The Col-lectiuPunt 6[i] , an organisation based in Barcelona, explains in a simple way what feminist urbanism is all about. We invite you to watch the video (in Spanish) or read the ideas and concepts it deals with and which we transcribe below.
What is feminist urbanism? Urbanism with a gender perspective starts from the premise that urbanism is not neutral and that our cities and our neighborhoods have been shaped by the values of a society that is patriarchal. The physical form of spaces has contributed and contributes to perpetuating and reproducing these values. Faced with this, feminist urbanism proposes to put people’s lives at the center of urban decisions.
Gender or feminist urbanism? We speak of feminist urbanism and not only of urbanism with a gender perspective.Although “gender” is an analytical tool that allows us to make visible the differences in the uses of spaces owing to the fact that women and have tasks, stereotypes and roles attributed to them, we go one step further and analyze how these gender roles influence and have direct implications in urban decisions. We are committed to transforming society by rethinking spaces, because we believe that spaces also contribute to shaping realities.
What people are we talking about? We take into account gender diversity but also intersections with other identity variables, such as age, origin, sexual identity, the type of cohabitation unit where one lives in, social class, functional diversity, and so on. We consider how these variables intersect and materialize in the form of privileges and oppressions in the city and in the spaces that are used. For example, it is not the same to live and experience the city as a young boy, adolescent, homosexual, a person of foreign origin, or as an older woman of 80 years who lives alone and has to move with a walker in public space. They are going to live the spaces in a different way because they have different experiences and needs.

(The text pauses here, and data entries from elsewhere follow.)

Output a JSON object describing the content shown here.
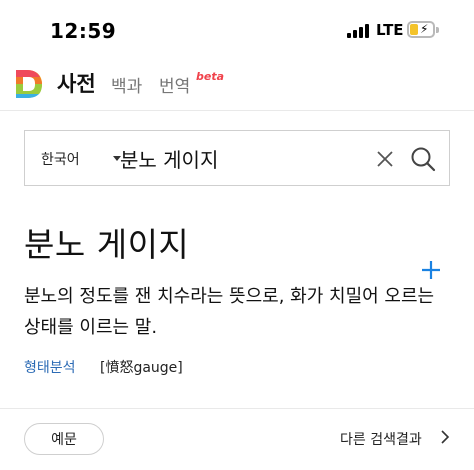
{
  "status_bar": {
    "time": "12:59",
    "network": "LTE",
    "signal_bars": 4,
    "battery_charging": true,
    "battery_level": 0.35
  },
  "header": {
    "logo_letter": "D",
    "tabs": [
      {
        "label": "사전",
        "active": true
      },
      {
        "label": "백과",
        "active": false
      },
      {
        "label": "번역",
        "active": false
      }
    ],
    "beta_badge": "beta"
  },
  "search": {
    "language": "한국어",
    "query": "분노 게이지"
  },
  "entry": {
    "title": "분노 게이지",
    "definition": "분노의 정도를 잰 치수라는 뜻으로, 화가 치밀어 오르는 상태를 이르는 말.",
    "morph_link": "형태분석",
    "origin": "[憤怒gauge]"
  },
  "footer": {
    "example_button": "예문",
    "other_results": "다른 검색결과"
  },
  "colors": {
    "accent_link": "#2c6bb5",
    "add_icon": "#1a82e2",
    "beta": "#f0424b",
    "battery_fill": "#f4c32a"
  }
}
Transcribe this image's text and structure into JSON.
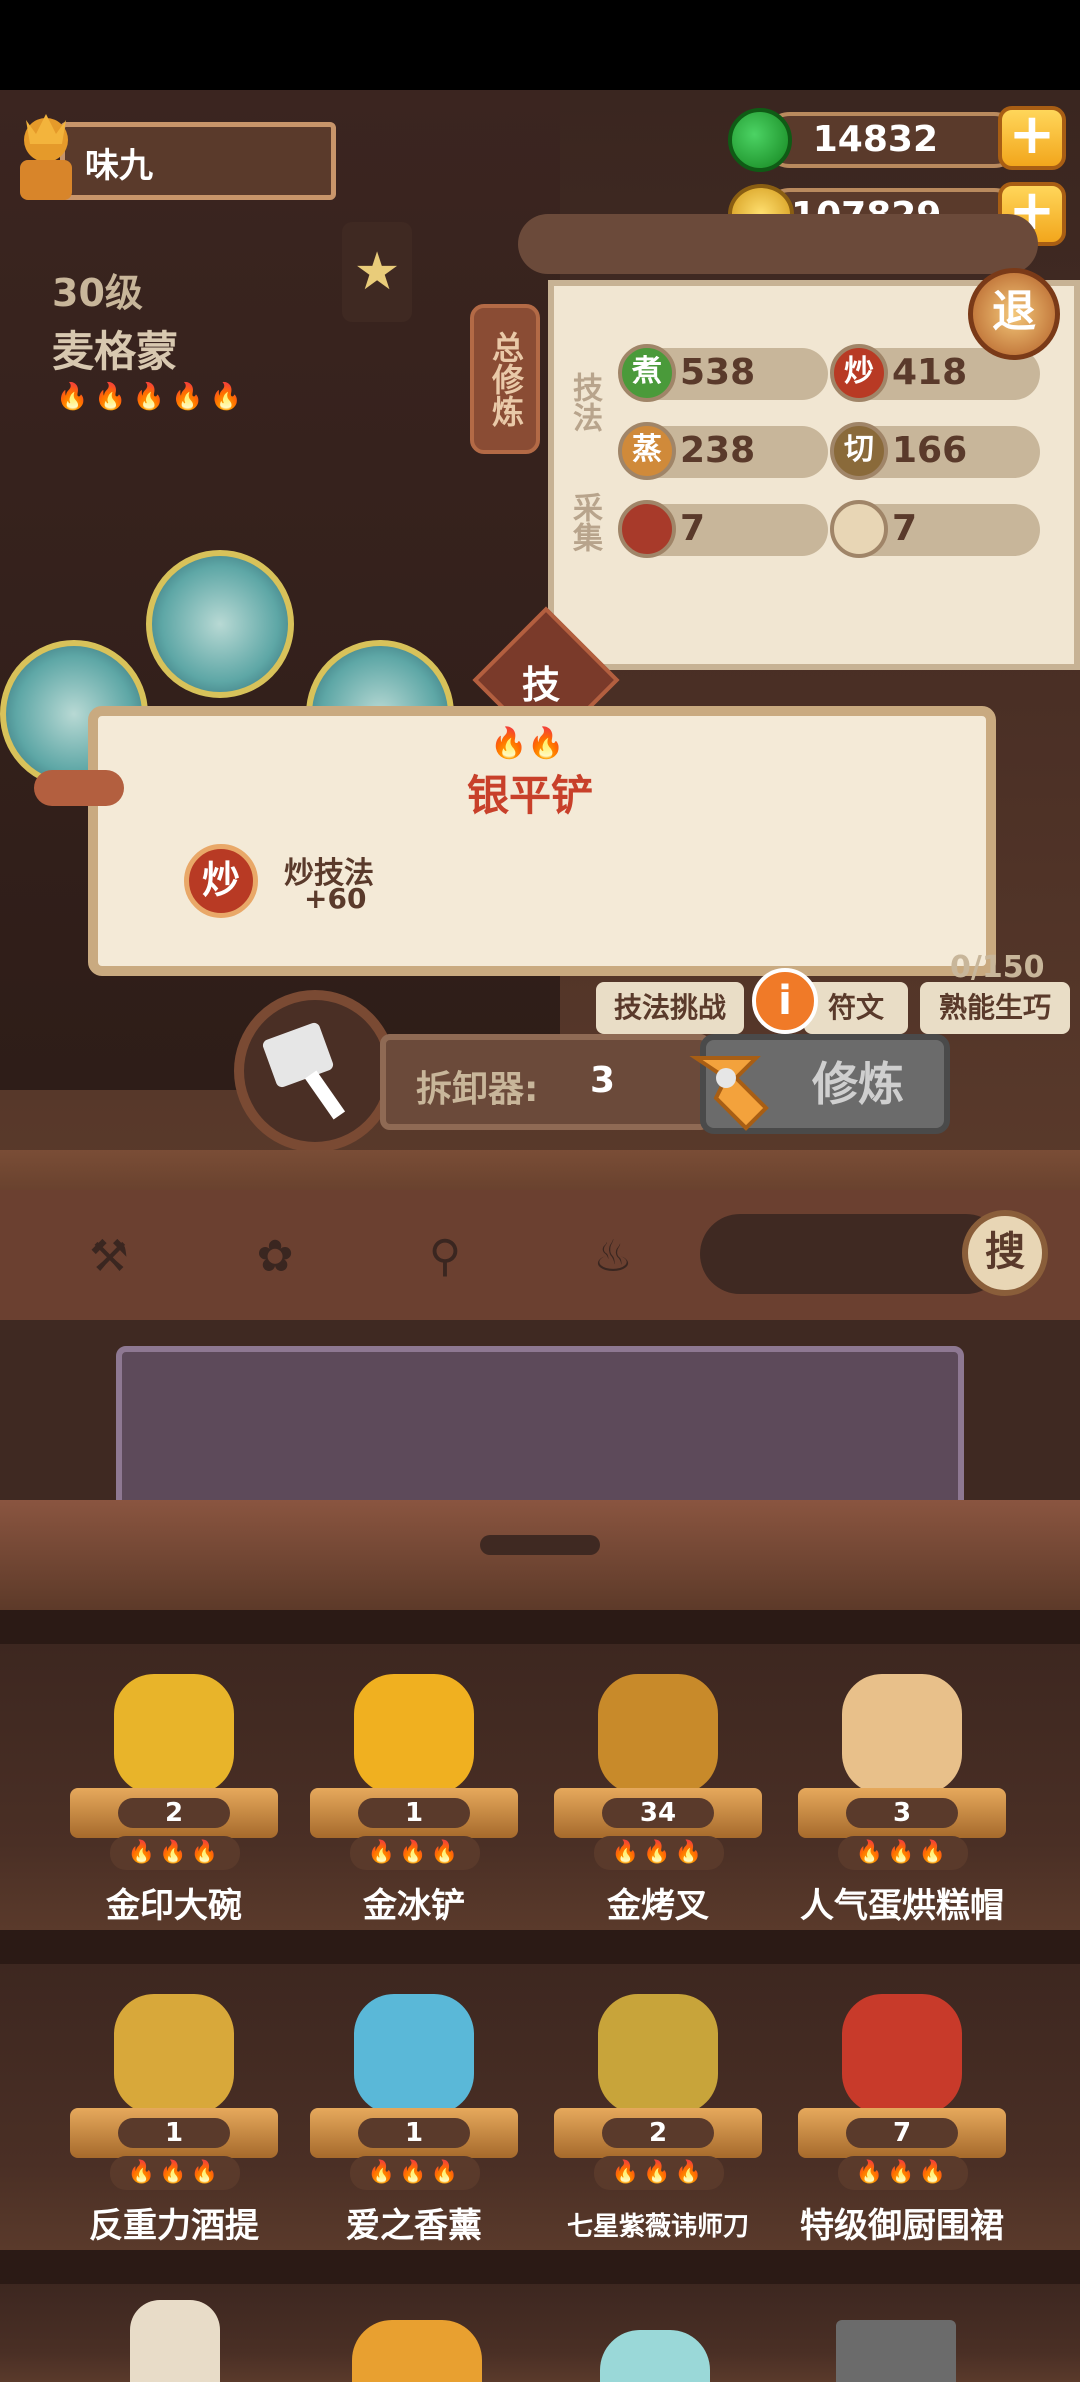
{
  "player": {
    "name": "味九"
  },
  "resources": {
    "jade": "14832",
    "coins": "1107829",
    "plus": "+"
  },
  "character": {
    "level": "30级",
    "name": "麦格蒙",
    "flames": "🔥🔥🔥🔥🔥"
  },
  "panel": {
    "tab": "总修炼",
    "section_skill": "技法",
    "section_gather": "采集",
    "skills": [
      {
        "icon": "煮",
        "value": "538",
        "color": "#4a9a3a"
      },
      {
        "icon": "炒",
        "value": "418",
        "color": "#b83a24"
      },
      {
        "icon": "蒸",
        "value": "238",
        "color": "#d08a3a"
      },
      {
        "icon": "切",
        "value": "166",
        "color": "#8a6a3a"
      }
    ],
    "gather": [
      {
        "value": "7"
      },
      {
        "value": "7"
      }
    ],
    "exit": "退",
    "ji_button": "技"
  },
  "popup": {
    "flames": "🔥🔥",
    "title": "银平铲",
    "skill_icon": "炒",
    "skill_name": "炒技法",
    "skill_value": "+60"
  },
  "actions": {
    "counter": "0/150",
    "challenge": "技法挑战",
    "rune": "符文",
    "proficiency": "熟能生巧",
    "dismantler_label": "拆卸器:",
    "dismantler_count": "3",
    "train": "修炼",
    "info": "i"
  },
  "search": {
    "button": "搜"
  },
  "items": [
    {
      "name": "金印大碗",
      "count": "2",
      "color": "#e8b42a"
    },
    {
      "name": "金冰铲",
      "count": "1",
      "color": "#f0b020"
    },
    {
      "name": "金烤叉",
      "count": "34",
      "color": "#c88a2a"
    },
    {
      "name": "人气蛋烘糕帽",
      "count": "3",
      "color": "#e8c08a"
    },
    {
      "name": "反重力酒提",
      "count": "1",
      "color": "#d8a83a"
    },
    {
      "name": "爱之香薰",
      "count": "1",
      "color": "#5ab8d8"
    },
    {
      "name": "七星紫薇讳师刀",
      "count": "2",
      "color": "#c8a43a"
    },
    {
      "name": "特级御厨围裙",
      "count": "7",
      "color": "#c83a2a"
    }
  ],
  "item_flames": "🔥🔥🔥"
}
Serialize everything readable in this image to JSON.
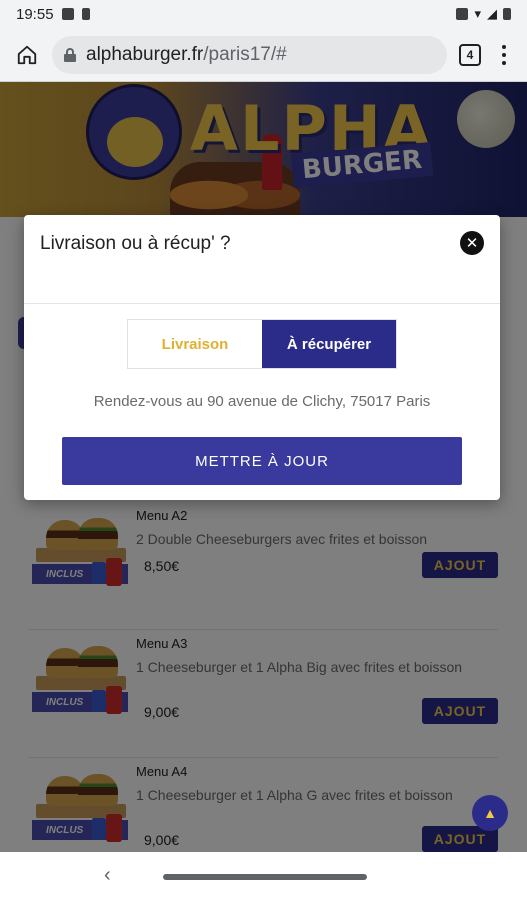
{
  "status_bar": {
    "time": "19:55"
  },
  "browser": {
    "url_domain": "alphaburger.fr",
    "url_path": "/paris17/#",
    "tab_count": "4"
  },
  "banner": {
    "logo_main": "ALPHA",
    "logo_sub": "BURGER"
  },
  "modal": {
    "title": "Livraison ou à récup' ?",
    "close_symbol": "✕",
    "option_delivery": "Livraison",
    "option_pickup": "À récupérer",
    "selected_option": "À récupérer",
    "address": "Rendez-vous au 90 avenue de Clichy, 75017 Paris",
    "update_label": "METTRE À JOUR"
  },
  "menu_items": [
    {
      "name": "Menu A2",
      "desc": "2 Double Cheeseburgers avec frites et boisson",
      "price": "8,50€",
      "badge": "INCLUS",
      "add_label": "AJOUT"
    },
    {
      "name": "Menu A3",
      "desc": "1 Cheeseburger et 1 Alpha Big avec frites et boisson",
      "price": "9,00€",
      "badge": "INCLUS",
      "add_label": "AJOUT"
    },
    {
      "name": "Menu A4",
      "desc": "1  Cheeseburger et 1 Alpha G avec frites et boisson",
      "price": "9,00€",
      "badge": "INCLUS",
      "add_label": "AJOUT"
    }
  ],
  "icons": {
    "home": "home-icon",
    "lock": "lock-icon",
    "menu": "more-vert-icon",
    "close": "close-icon",
    "scroll_top": "chevron-up-icon",
    "back": "back-icon"
  },
  "colors": {
    "brand_blue": "#2b2c8a",
    "brand_yellow": "#f2c84b",
    "button_blue": "#3a3a9e"
  }
}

Community participation. Feminist urbanism, given the above, incorporates the diversity of people’s experiences and considers that these experiences and needs are essential to introduce into any urban process and project. This information must be introduced through community participation.
Economic logic. Our cities, our neighborhoods and our towns have been thought through an economic logic that has prioritized the movements with private cars, have created large homogeneous areas throughout the territory that has only fed a capitalist system that has formalized the territory and the city in this way.

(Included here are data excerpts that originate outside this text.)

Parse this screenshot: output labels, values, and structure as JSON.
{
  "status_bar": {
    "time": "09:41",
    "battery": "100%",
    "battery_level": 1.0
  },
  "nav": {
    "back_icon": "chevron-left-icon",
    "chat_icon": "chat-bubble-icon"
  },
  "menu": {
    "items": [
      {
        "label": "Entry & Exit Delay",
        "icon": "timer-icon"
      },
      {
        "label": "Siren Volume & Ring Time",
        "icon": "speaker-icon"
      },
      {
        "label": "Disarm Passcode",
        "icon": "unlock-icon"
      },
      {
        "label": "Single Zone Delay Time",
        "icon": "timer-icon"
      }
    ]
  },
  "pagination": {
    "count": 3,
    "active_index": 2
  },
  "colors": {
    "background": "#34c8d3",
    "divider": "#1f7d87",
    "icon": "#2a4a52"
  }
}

Everyday life. The spaces that take into account the needs of daily life are the spaces that allow care for oneself and others, foster spaces of exchange and mutual aid and generate community.
What should spaces be like? There is no magic formula to know how spaces should be from this perspective because it cannot be replicated exactly, rather we have to accommodate each territorial context and each population. However, we can speak of five urban qualities:
- Allows everything to be close to home, on foot or by public transport.
- Allows you to find equipment, shops, public transport varied regardless of your age, your origin, your functional diversity, your type of family, your dependencies.
- Is related to universal accessibility and especially to the perception of security with which you can use the spaces safely, freely and at any time of day.
- It gives life spaces in the street so that we can socialize, find each other, ask for help if we need it, and be safer.
- Is related to participation in urban decisions, how your neighborhood should be, but also its history; collective memory should be taken into account so that the history of women and all our contributions to society should be made visible.
[i]Col·lectiuPunt 6 (Collective Point 6) isa cooperative of architects, sociologists and urban planners of different origins with more than 10 years of local, national and international experience.